I'm a US citizen considering a move abroad, and feel like I'm seeing conflicting things about the tax treatment of capital gains. We're not sure the move would be permanent, so might not sell our house in the US right away. Some sources seem to suggest that if we sold our house in the US while living in Canada, we wouldn't get the usual capital gains deduction, while some don't mention this issue. The IRS says you can't get the exemption if you are "subject to expatriate tax" but I can't figure out what that phrase means (they refer to the guide for aliens, which makes me hope it doesn't apply to US citizens abroad). Can anyone clarify?

  • 1
    The expatriation tax applies if you renounce your US citizenship, so you don't have to worry about that unless you want to.
    – phoog
    Dec 22, 2016 at 4:14

1 Answer 1


For US taxes, you'll be able to utilize the capital gains tax exemption as long as you've lived in the house as your primary residence for 2 of the previous 5 years, which means you have 3 years to decide what to do.

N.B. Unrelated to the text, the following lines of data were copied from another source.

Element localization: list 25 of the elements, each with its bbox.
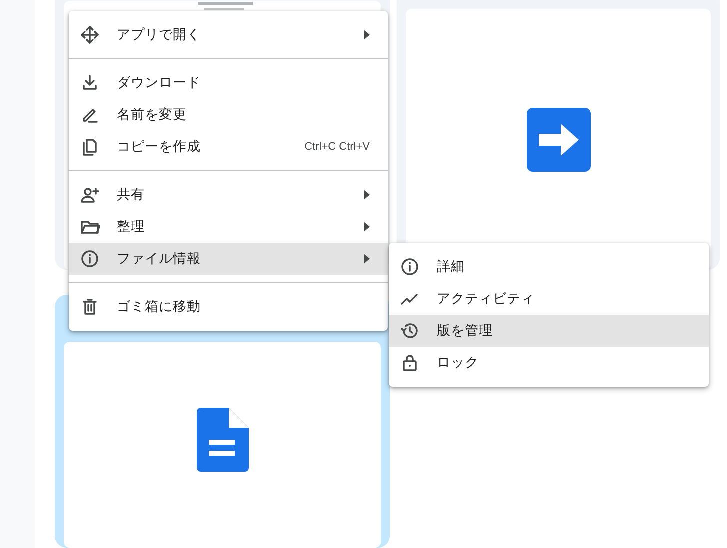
menu-item[interactable]: アプリで開く: [69, 19, 388, 51]
menu-item[interactable]: 版を管理: [389, 315, 709, 347]
menu-item-label: 詳細: [437, 258, 466, 276]
menu-item-label: 共有: [117, 186, 146, 204]
menu-item[interactable]: 詳細: [389, 251, 709, 283]
menu-item-label: ダウンロード: [117, 74, 202, 92]
menu-item[interactable]: ダウンロード: [69, 67, 388, 99]
menu-item-label: アプリで開く: [117, 26, 202, 44]
menu-item-label: 版を管理: [437, 322, 494, 340]
menu-item[interactable]: ゴミ箱に移動: [69, 291, 388, 323]
menu-item[interactable]: アクティビティ: [389, 283, 709, 315]
menu-item-label: アクティビティ: [437, 290, 536, 308]
menu-item-label: 名前を変更: [117, 106, 188, 124]
menu-item-label: 整理: [117, 218, 146, 236]
menu-item[interactable]: 整理: [69, 211, 388, 243]
menu-item-label: ファイル情報: [117, 250, 202, 268]
menu-item[interactable]: 共有: [69, 179, 388, 211]
menu-item-label: ゴミ箱に移動: [117, 298, 202, 316]
menu-item[interactable]: 名前を変更: [69, 99, 388, 131]
menu-item[interactable]: ファイル情報: [69, 243, 388, 275]
menu-item[interactable]: コピーを作成 Ctrl+C Ctrl+V: [69, 131, 388, 163]
menu-item[interactable]: ロック: [389, 347, 709, 379]
shortcut-hint: Ctrl+C Ctrl+V: [304, 141, 370, 153]
menu-item-label: コピーを作成: [117, 138, 202, 156]
menu-item-label: ロック: [437, 354, 480, 372]
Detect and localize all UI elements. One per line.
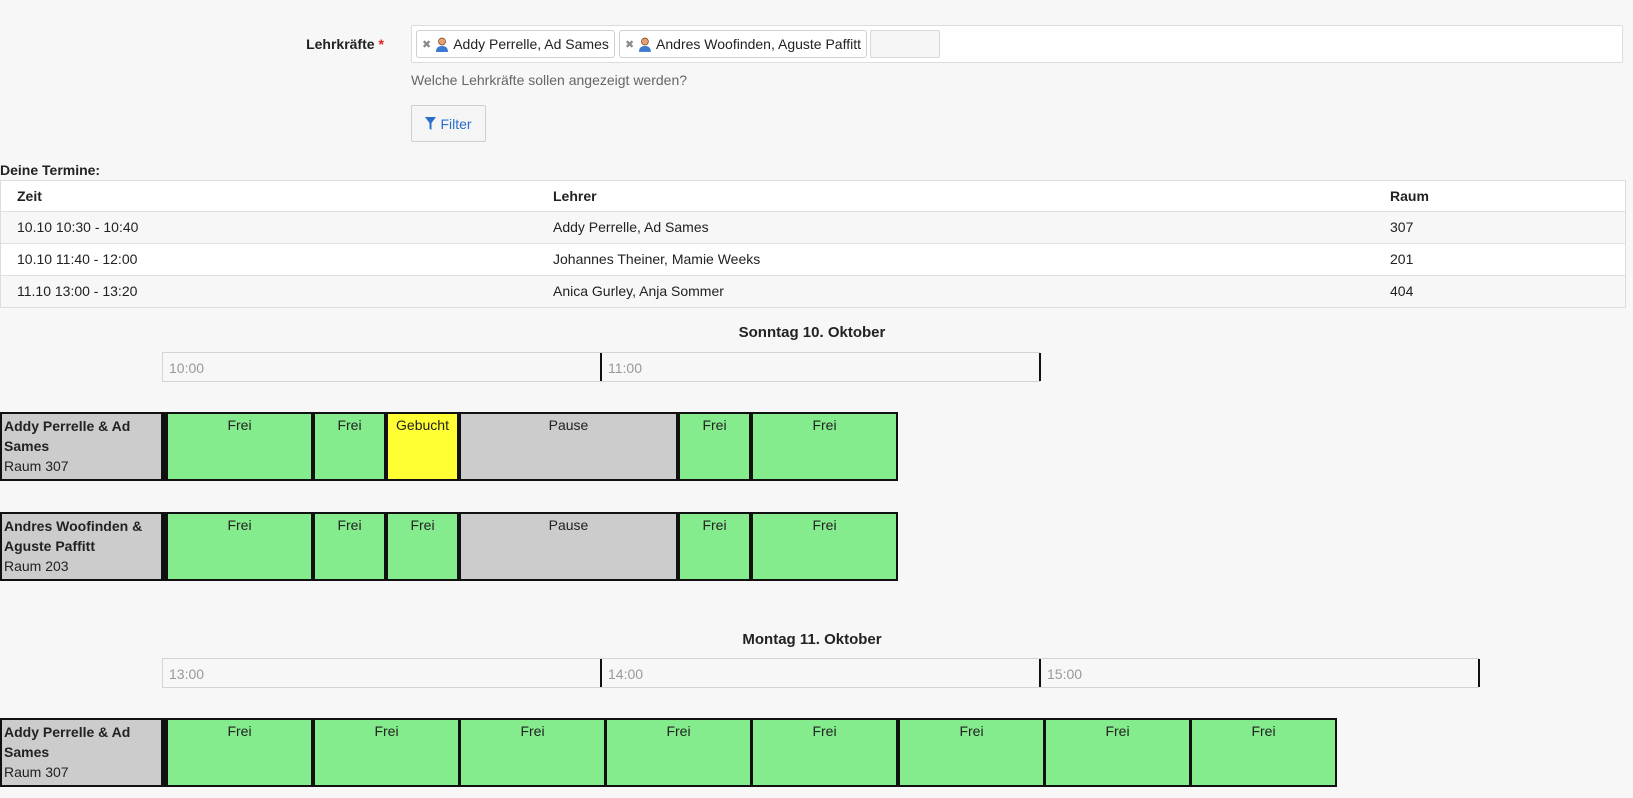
room-teachers: Addy Perrelle & Ad Sames <box>4 724 131 760</box>
user-icon <box>436 37 449 52</box>
teachers-field-label: Lehrkräfte * <box>0 36 384 52</box>
day-title: Montag 11. Oktober <box>742 631 882 648</box>
slot-pause: Pause <box>459 512 678 581</box>
slot-frei[interactable]: Frei <box>898 718 1045 787</box>
slot-frei[interactable]: Frei <box>313 512 386 581</box>
room-row: Addy Perrelle & Ad Sames Raum 307 Frei F… <box>0 718 1340 787</box>
teacher-tag-label: Andres Woofinden, Aguste Paffitt <box>656 36 861 52</box>
slot-frei[interactable]: Frei <box>1044 718 1191 787</box>
slot-frei[interactable]: Frei <box>751 718 898 787</box>
required-mark: * <box>378 36 384 52</box>
table-row: 11.10 13:00 - 13:20 Anica Gurley, Anja S… <box>1 275 1625 307</box>
slot-frei[interactable]: Frei <box>166 412 313 481</box>
slot-frei[interactable]: Frei <box>459 718 606 787</box>
column-header-time: Zeit <box>17 188 42 204</box>
teacher-tag: ✖ Addy Perrelle, Ad Sames <box>416 30 615 58</box>
cell-time: 11.10 13:00 - 13:20 <box>17 283 138 299</box>
room-label: Addy Perrelle & Ad Sames Raum 307 <box>0 718 166 787</box>
hour-label: 11:00 <box>602 353 1041 381</box>
hour-label: 15:00 <box>1041 659 1480 687</box>
appointments-table: Zeit Lehrer Raum 10.10 10:30 - 10:40 Add… <box>0 180 1626 308</box>
room-number: Raum 203 <box>4 558 69 574</box>
day-title: Sonntag 10. Oktober <box>738 324 886 341</box>
slot-frei[interactable]: Frei <box>313 718 460 787</box>
cell-teacher: Johannes Theiner, Mamie Weeks <box>553 251 761 267</box>
slot-frei[interactable]: Frei <box>313 412 386 481</box>
slot-frei[interactable]: Frei <box>751 512 898 581</box>
cell-teacher: Anica Gurley, Anja Sommer <box>553 283 724 299</box>
cell-time: 10.10 11:40 - 12:00 <box>17 251 138 267</box>
cell-room: 201 <box>1390 251 1414 267</box>
teacher-tag-label: Addy Perrelle, Ad Sames <box>453 36 609 52</box>
room-teachers: Addy Perrelle & Ad Sames <box>4 418 131 454</box>
room-label: Andres Woofinden & Aguste Paffitt Raum 2… <box>0 512 166 581</box>
teacher-tag: ✖ Andres Woofinden, Aguste Paffitt <box>619 30 867 58</box>
appointments-title: Deine Termine: <box>0 162 101 178</box>
filter-button-label: Filter <box>440 115 472 132</box>
slot-frei[interactable]: Frei <box>678 512 751 581</box>
slot-frei[interactable]: Frei <box>605 718 752 787</box>
cell-teacher: Addy Perrelle, Ad Sames <box>553 219 709 235</box>
hour-label: 13:00 <box>163 659 602 687</box>
cell-time: 10.10 10:30 - 10:40 <box>17 219 139 235</box>
slot-frei[interactable]: Frei <box>166 512 313 581</box>
time-axis: 10:00 11:00 <box>162 352 1041 382</box>
user-icon <box>639 37 652 52</box>
cell-room: 307 <box>1390 219 1414 235</box>
room-label: Addy Perrelle & Ad Sames Raum 307 <box>0 412 166 481</box>
slot-pause: Pause <box>459 412 678 481</box>
teacher-search-input[interactable] <box>870 30 940 58</box>
filter-button[interactable]: Filter <box>411 105 486 142</box>
table-row: 10.10 11:40 - 12:00 Johannes Theiner, Ma… <box>1 243 1625 275</box>
teachers-label-text: Lehrkräfte <box>306 36 375 52</box>
room-row: Andres Woofinden & Aguste Paffitt Raum 2… <box>0 512 900 581</box>
time-axis: 13:00 14:00 15:00 <box>162 658 1480 688</box>
cell-room: 404 <box>1390 283 1414 299</box>
slot-frei[interactable]: Frei <box>166 718 313 787</box>
filter-icon <box>425 117 437 130</box>
slot-frei[interactable]: Frei <box>386 512 459 581</box>
room-number: Raum 307 <box>4 458 69 474</box>
room-row: Addy Perrelle & Ad Sames Raum 307 Frei F… <box>0 412 900 481</box>
remove-tag-icon[interactable]: ✖ <box>422 38 431 51</box>
slot-frei[interactable]: Frei <box>1190 718 1337 787</box>
hour-label: 14:00 <box>602 659 1041 687</box>
teachers-help-text: Welche Lehrkräfte sollen angezeigt werde… <box>411 72 688 88</box>
column-header-room: Raum <box>1390 188 1429 204</box>
column-header-teacher: Lehrer <box>553 188 597 204</box>
table-header-row: Zeit Lehrer Raum <box>1 181 1625 211</box>
room-number: Raum 307 <box>4 764 69 780</box>
slot-frei[interactable]: Frei <box>678 412 751 481</box>
table-row: 10.10 10:30 - 10:40 Addy Perrelle, Ad Sa… <box>1 211 1625 243</box>
hour-label: 10:00 <box>163 353 602 381</box>
slot-gebucht[interactable]: Gebucht <box>386 412 459 481</box>
room-teachers: Andres Woofinden & Aguste Paffitt <box>4 518 143 554</box>
teachers-multiselect[interactable]: ✖ Addy Perrelle, Ad Sames ✖ Andres Woofi… <box>411 25 1623 63</box>
remove-tag-icon[interactable]: ✖ <box>625 38 634 51</box>
slot-frei[interactable]: Frei <box>751 412 898 481</box>
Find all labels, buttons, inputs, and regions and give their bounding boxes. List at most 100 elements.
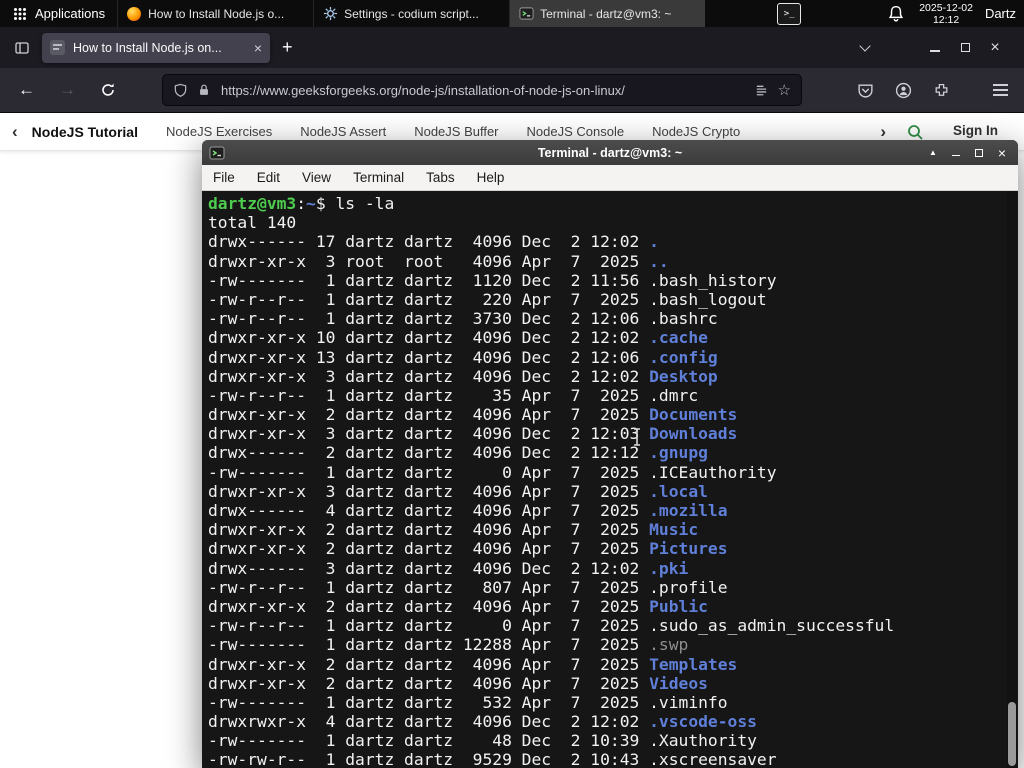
account-icon[interactable] <box>895 82 912 99</box>
terminal-output-line: drwxr-xr-x 10 dartz dartz 4096 Dec 2 12:… <box>208 328 1017 347</box>
file-meta: drwx------ 17 dartz dartz 4096 Dec 2 12:… <box>208 232 650 252</box>
terminal-output-line: -rw-r--r-- 1 dartz dartz 3730 Dec 2 12:0… <box>208 309 1017 328</box>
file-name: . <box>649 232 659 252</box>
panel-username[interactable]: Dartz <box>985 6 1016 21</box>
terminal-output-line: drwx------ 4 dartz dartz 4096 Apr 7 2025… <box>208 501 1017 520</box>
terminal-output-line: -rw-r--r-- 1 dartz dartz 807 Apr 7 2025 … <box>208 578 1017 597</box>
terminal-output-line: -rw------- 1 dartz dartz 48 Dec 2 10:39 … <box>208 731 1017 750</box>
search-icon[interactable] <box>906 123 924 141</box>
terminal-output-line: drwx------ 3 dartz dartz 4096 Dec 2 12:0… <box>208 559 1017 578</box>
file-meta: -rw------- 1 dartz dartz 48 Dec 2 10:39 <box>208 731 650 751</box>
pocket-icon[interactable] <box>857 82 874 99</box>
file-name: Music <box>649 520 699 540</box>
terminal-titlebar[interactable]: Terminal - dartz@vm3: ~ ▲ × <box>202 140 1018 165</box>
terminal-menu-file[interactable]: File <box>202 170 246 185</box>
gfg-nav-item[interactable]: NodeJS Exercises <box>166 124 272 139</box>
forward-button[interactable]: → <box>59 80 76 100</box>
file-meta: drwx------ 3 dartz dartz 4096 Dec 2 12:0… <box>208 558 650 578</box>
nav-scroll-left-icon[interactable]: ‹ <box>12 122 18 142</box>
lock-icon[interactable] <box>197 83 212 98</box>
prompt-symbol: $ <box>315 194 326 213</box>
url-bar[interactable]: https://www.geeksforgeeks.org/node-js/in… <box>162 74 802 106</box>
bookmark-star-icon[interactable]: ☆ <box>778 83 791 98</box>
file-meta: -rw------- 1 dartz dartz 1120 Dec 2 11:5… <box>208 270 650 290</box>
prompt-path: ~ <box>306 194 316 213</box>
terminal-output-line: drwxr-xr-x 2 dartz dartz 4096 Apr 7 2025… <box>208 539 1017 558</box>
gfg-nav-active-item[interactable]: NodeJS Tutorial <box>32 124 138 140</box>
terminal-shade-button[interactable]: ▲ <box>925 145 941 161</box>
gfg-nav-item[interactable]: NodeJS Crypto <box>652 124 740 139</box>
menu-hamburger-icon[interactable] <box>993 89 1008 91</box>
list-all-tabs-chevron-icon[interactable] <box>850 34 880 62</box>
terminal-output-line: drwxr-xr-x 2 dartz dartz 4096 Apr 7 2025… <box>208 597 1017 616</box>
new-tab-button[interactable]: + <box>282 37 293 58</box>
tray-terminal-icon[interactable]: >_ <box>777 2 802 25</box>
file-meta: drwx------ 2 dartz dartz 4096 Dec 2 12:1… <box>208 443 650 463</box>
notifications-bell-icon[interactable] <box>887 5 905 23</box>
file-meta: -rw-r--r-- 1 dartz dartz 3730 Dec 2 12:0… <box>208 309 650 329</box>
reload-icon[interactable] <box>100 82 116 98</box>
terminal-output-line: drwx------ 2 dartz dartz 4096 Dec 2 12:1… <box>208 443 1017 462</box>
terminal-close-button[interactable]: × <box>994 145 1010 161</box>
gfg-nav-items: NodeJS Exercises NodeJS Assert NodeJS Buff… <box>166 124 741 139</box>
terminal-scrollbar-thumb[interactable] <box>1008 702 1016 766</box>
tab-close-icon[interactable]: × <box>254 41 262 55</box>
panel-window-button[interactable]: How to Install Node.js o... <box>117 0 313 27</box>
terminal-menu-edit[interactable]: Edit <box>246 170 291 185</box>
terminal-maximize-button[interactable] <box>971 145 987 161</box>
browser-toolbar: ← → https://www.geeksforgeeks.org/node-j… <box>0 68 1024 113</box>
gfg-nav-item[interactable]: NodeJS Assert <box>300 124 386 139</box>
shield-icon[interactable] <box>173 83 188 98</box>
file-name: .ICEauthority <box>649 462 777 482</box>
reader-mode-icon[interactable] <box>754 83 769 98</box>
panel-window-button[interactable]: Terminal - dartz@vm3: ~ <box>509 0 706 27</box>
file-meta: drwxr-xr-x 2 dartz dartz 4096 Apr 7 2025 <box>208 654 650 674</box>
terminal-output-line: -rw------- 1 dartz dartz 0 Apr 7 2025 .I… <box>208 463 1017 482</box>
terminal-menu-view[interactable]: View <box>291 170 342 185</box>
clock-time: 12:12 <box>932 13 960 26</box>
toolbar-right-icons <box>857 82 1008 99</box>
terminal-output-line: drwxr-xr-x 3 dartz dartz 4096 Dec 2 12:0… <box>208 424 1017 443</box>
panel-window-button[interactable]: Settings - codium script... <box>313 0 509 27</box>
browser-tab[interactable]: How to Install Node.js on... × <box>42 32 270 63</box>
extensions-puzzle-icon[interactable] <box>933 82 950 99</box>
file-name: .sudo_as_admin_successful <box>649 616 895 636</box>
file-name: Videos <box>649 673 708 693</box>
applications-menu-button[interactable]: Applications <box>0 0 117 27</box>
panel-clock[interactable]: 2025-12-02 12:12 <box>919 2 973 26</box>
sign-in-button[interactable]: Sign In <box>953 123 998 138</box>
url-text[interactable]: https://www.geeksforgeeks.org/node-js/in… <box>221 83 745 98</box>
window-maximize-button[interactable] <box>950 34 980 62</box>
file-name: .bash_history <box>649 270 777 290</box>
terminal-menu-help[interactable]: Help <box>466 170 516 185</box>
file-meta: drwxr-xr-x 2 dartz dartz 4096 Apr 7 2025 <box>208 596 650 616</box>
file-meta: drwxr-xr-x 2 dartz dartz 4096 Apr 7 2025 <box>208 673 650 693</box>
terminal-output-line: -rw-r--r-- 1 dartz dartz 0 Apr 7 2025 .s… <box>208 616 1017 635</box>
file-meta: drwxrwxr-x 4 dartz dartz 4096 Dec 2 12:0… <box>208 712 650 732</box>
file-name: Public <box>649 596 708 616</box>
firefox-view-icon[interactable] <box>12 38 32 58</box>
desktop: Applications How to Install Node.js o...… <box>0 0 1024 768</box>
file-name: Downloads <box>649 424 738 444</box>
terminal-output[interactable]: dartz@vm3:~$ ls -la total 140 drwx------ 17… <box>203 191 1017 768</box>
terminal-menubar: File Edit View Terminal Tabs Help <box>202 165 1018 191</box>
file-meta: drwx------ 4 dartz dartz 4096 Apr 7 2025 <box>208 501 650 520</box>
gfg-nav-item[interactable]: NodeJS Buffer <box>414 124 498 139</box>
gfg-nav-item[interactable]: NodeJS Console <box>527 124 625 139</box>
desktop-panel: Applications How to Install Node.js o...… <box>0 0 1024 27</box>
window-minimize-button[interactable] <box>920 34 950 62</box>
terminal-minimize-button[interactable] <box>948 145 964 161</box>
terminal-scrollbar[interactable] <box>1007 191 1017 768</box>
terminal-menu-tabs[interactable]: Tabs <box>415 170 466 185</box>
mouse-text-cursor-icon <box>632 428 642 451</box>
file-meta: drwxr-xr-x 3 root root 4096 Apr 7 2025 <box>208 251 650 271</box>
window-close-button[interactable]: × <box>980 34 1010 62</box>
file-meta: -rw------- 1 dartz dartz 12288 Apr 7 202… <box>208 635 650 655</box>
file-meta: drwxr-xr-x 13 dartz dartz 4096 Dec 2 12:… <box>208 347 650 367</box>
file-name: .Xauthority <box>649 731 757 751</box>
terminal-output-line: -rw-r--r-- 1 dartz dartz 220 Apr 7 2025 … <box>208 290 1017 309</box>
file-meta: drwxr-xr-x 2 dartz dartz 4096 Apr 7 2025 <box>208 405 650 425</box>
terminal-menu-terminal[interactable]: Terminal <box>342 170 415 185</box>
back-button[interactable]: ← <box>18 80 35 100</box>
terminal-output-line: -rw------- 1 dartz dartz 532 Apr 7 2025 … <box>208 693 1017 712</box>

For Canadian taxes, you don't have to pay capital gains taxes on a home for any period of time it was your permanent residence. Calculating it is a little tricky, but you'd only owe capital gains taxes on the portion of the gains after you moved, not the period it was your primary residence.

I just recently made the move from the US to Canada myself and am working on a tax guide. It'll be up on my site soon. I'm not an accountant or an attorney, though, so I'm basing this off information available through the IRS and CRA.